Leaders should be a key source of ethics in their organizations, promoting ethical practices and guidance for the employees.There are four things leaders should consider to foster ethical leadership: integration of ethics into leadership styles, cross-cultural influences on leadership, decision making in ethical leadership and employees role in ethical leadership. This list is not exhaustive but this are basic steps leaders can take.
- Integration of ethics into leadership styles: This is the leader asking themselves what kind of leader I’m I, Do I inspire others? Do I have a vision? I’m I striving to empower and improve? Carrying out a self- evaluation on your leadership is the first step to ethical leadership.
- Cross-cultural influences on leadership: The world is growing diverse and leading multi-culturally is not easy, different cultures hold different value systems and beliefs. However, there are shared premises of all human behavior that may act as tenets and guide against unethical practices in leadership. This are attributes that describe ethical leadership across cultures and include: character, integrity, people orientation and accountability.
- Decision making and ethical leadership: Making decisions based on rational choices is the underlying idea to fostering ethical decision making. However, being rational is mucked by numerous challenges that arise as a result of being human. The key here is to be aware of the weakness ‘man know thy self’. Being aware of ethnocentrism, inaccurate theories about the world and honesty when making decisions helps in building ethical leadership.
- Employees role in ethical leadership: Two scholars asked a very crucial question “what if leaders don’t behave ethically- who is responsible then?” This is when it becomes important to empower employees and build them up to be creative thinkers and making them able to actively respond to unethical leaders without fear.
It is important to note that unethical practices are not something rampant in most organizations. Most organizations to the contrary, have strong ethical cultures and policies to prevent unethical practices perhaps due to organizational beliefs or laws that protect against such conduct. However, bad news is easy to sell especially in today’s capitalistic society characterized by heavy competition. One wrong decision by a few leaders/employees can have a multi-national company with thousands employees dragged into unethical scandals, but this may not be the true representation of the situation.
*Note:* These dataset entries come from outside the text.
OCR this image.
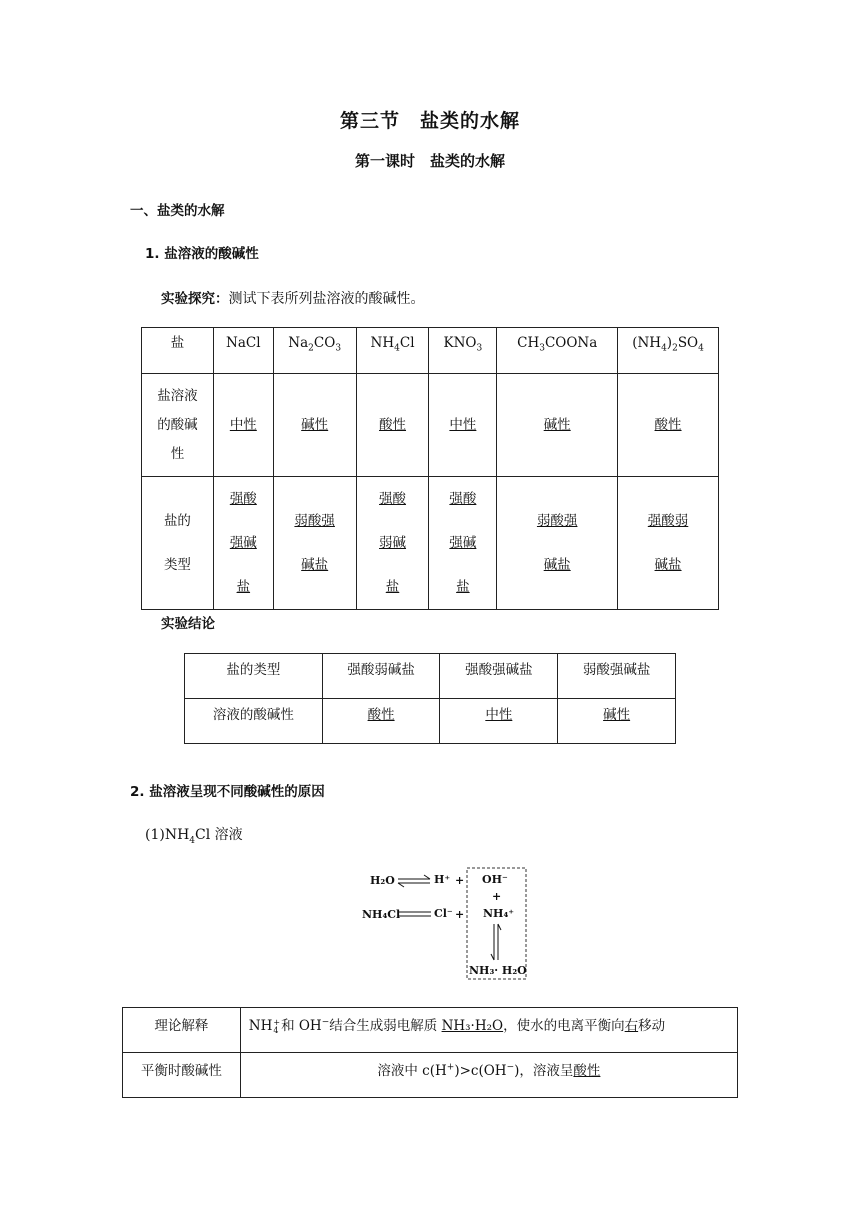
第三节　盐类的水解
第一课时　盐类的水解
一、盐类的水解
1. 盐溶液的酸碱性
实验探究：测试下表所列盐溶液的酸碱性。
盐	NaCl	$Na_2CO_3$	$NH_4Cl$	$KNO_3$	$CH_3COONa$	$(NH_4)_2SO_4$

盐溶液的酸碱性	中性	碱性	酸性	中性	碱性	酸性

盐的类型	强酸强碱盐	弱酸强碱盐	强酸弱碱盐	强酸强碱盐	弱酸强碱盐	强酸弱碱盐
实验结论
盐的类型	强酸弱碱盐	强酸强碱盐	弱酸强碱盐
溶液的酸碱性	酸性	中性	碱性
2. 盐溶液呈现不同酸碱性的原因
$(1)NH_4Cl$ 溶液
H₂O ⇌ H⁺ +
NH₄Cl	Cl⁻ +
OH⁻
+
NH₄⁺
NH₃· H₂O
理论解释	NH +
4 和 OH−结合生成弱电解质 NH₃·H₂O，使水的电离平衡向右移动
平衡时酸碱性	溶液中 c(H+)>c(OH−)，溶液呈酸性
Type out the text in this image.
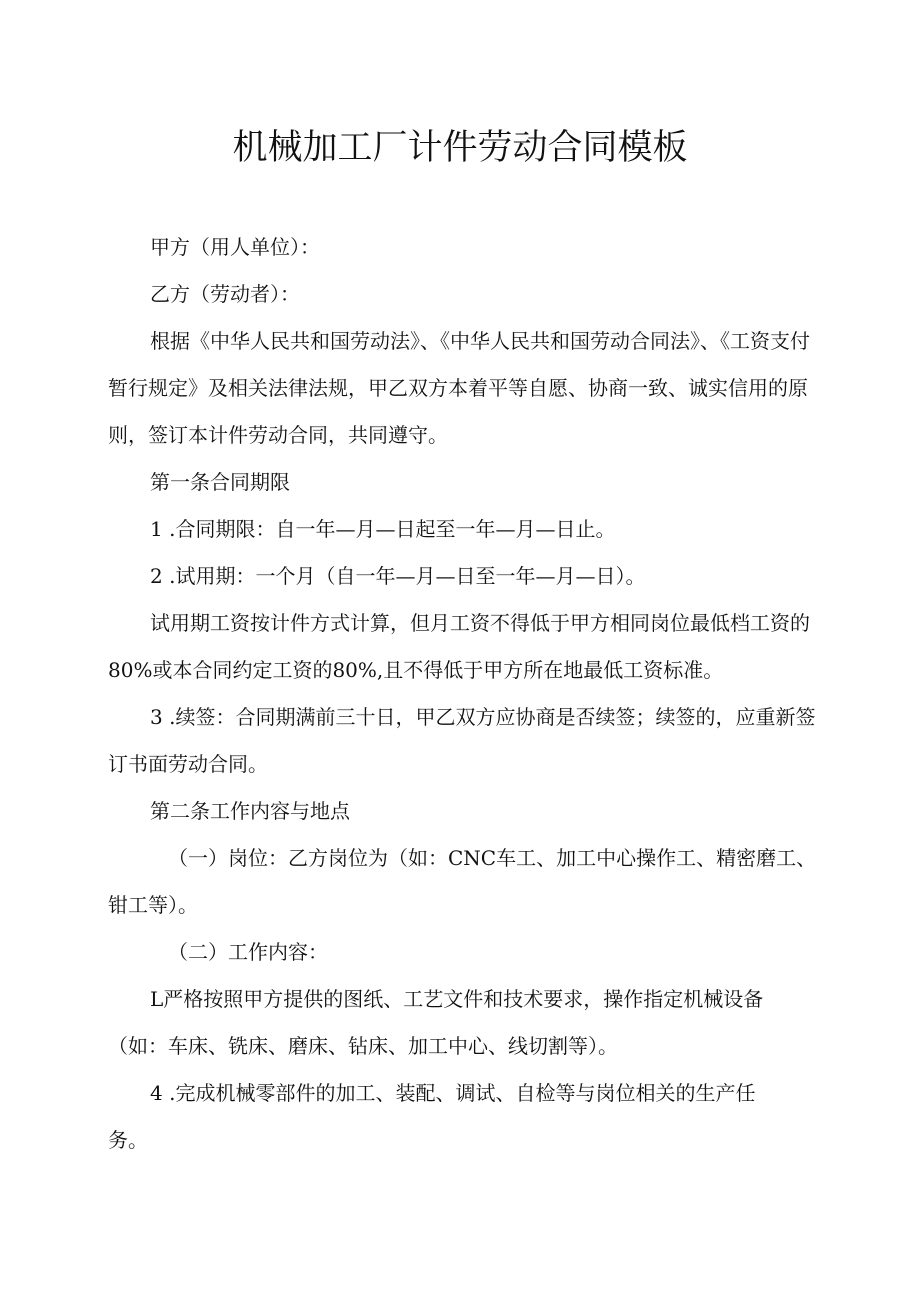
机械加工厂计件劳动合同模板

甲方（用人单位）：

乙方（劳动者）：

根据《中华人民共和国劳动法》、《中华人民共和国劳动合同法》、《工资支付暂行规定》及相关法律法规，甲乙双方本着平等自愿、协商一致、诚实信用的原则，签订本计件劳动合同，共同遵守。

第一条合同期限

1 .合同期限：自一年—月—日起至一年—月—日止。

2 .试用期：一个月（自一年—月—日至一年—月—日）。

试用期工资按计件方式计算，但月工资不得低于甲方相同岗位最低档工资的80%或本合同约定工资的80%,且不得低于甲方所在地最低工资标准。

3 .续签：合同期满前三十日，甲乙双方应协商是否续签；续签的，应重新签订书面劳动合同。

第二条工作内容与地点

（一）岗位：乙方岗位为（如：CNC车工、加工中心操作工、精密磨工、钳工等）。

（二）工作内容：

L严格按照甲方提供的图纸、工艺文件和技术要求，操作指定机械设备（如：车床、铣床、磨床、钻床、加工中心、线切割等）。

4 .完成机械零部件的加工、装配、调试、自检等与岗位相关的生产任

务。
Of course there are some few exemptions of outright unethical companies whose vision, mission and goal is just profit at whatever cost, but this unethical journey does not last long thanks to laws, regulations and awareness in the business industry.
Leaders have a huge and tough role to play in establishing an ethical culture in an organization. Apart from developing formal documents and policies on ethical conduct, they must display ethical leadership in their leadership style, relations with others, daily behavior, conduct and decisions. They must send out strong messages on the importance of leadership and establish clear reward and punishment systems to hold employees accountable. Their focus must be on promoting ethical leadership instead of the avoidance of unethical leadership. Over and above these they must ensure that they have an empowered workforce that can actively respond towards unethical practices within the organization. Additionally, the organizational climate should be one that eludes ethical practices and behavior, it is not an easy task but such are issues that deal with ethics and morals.
In the words of Martin Luther King, the time is always right to do what is right.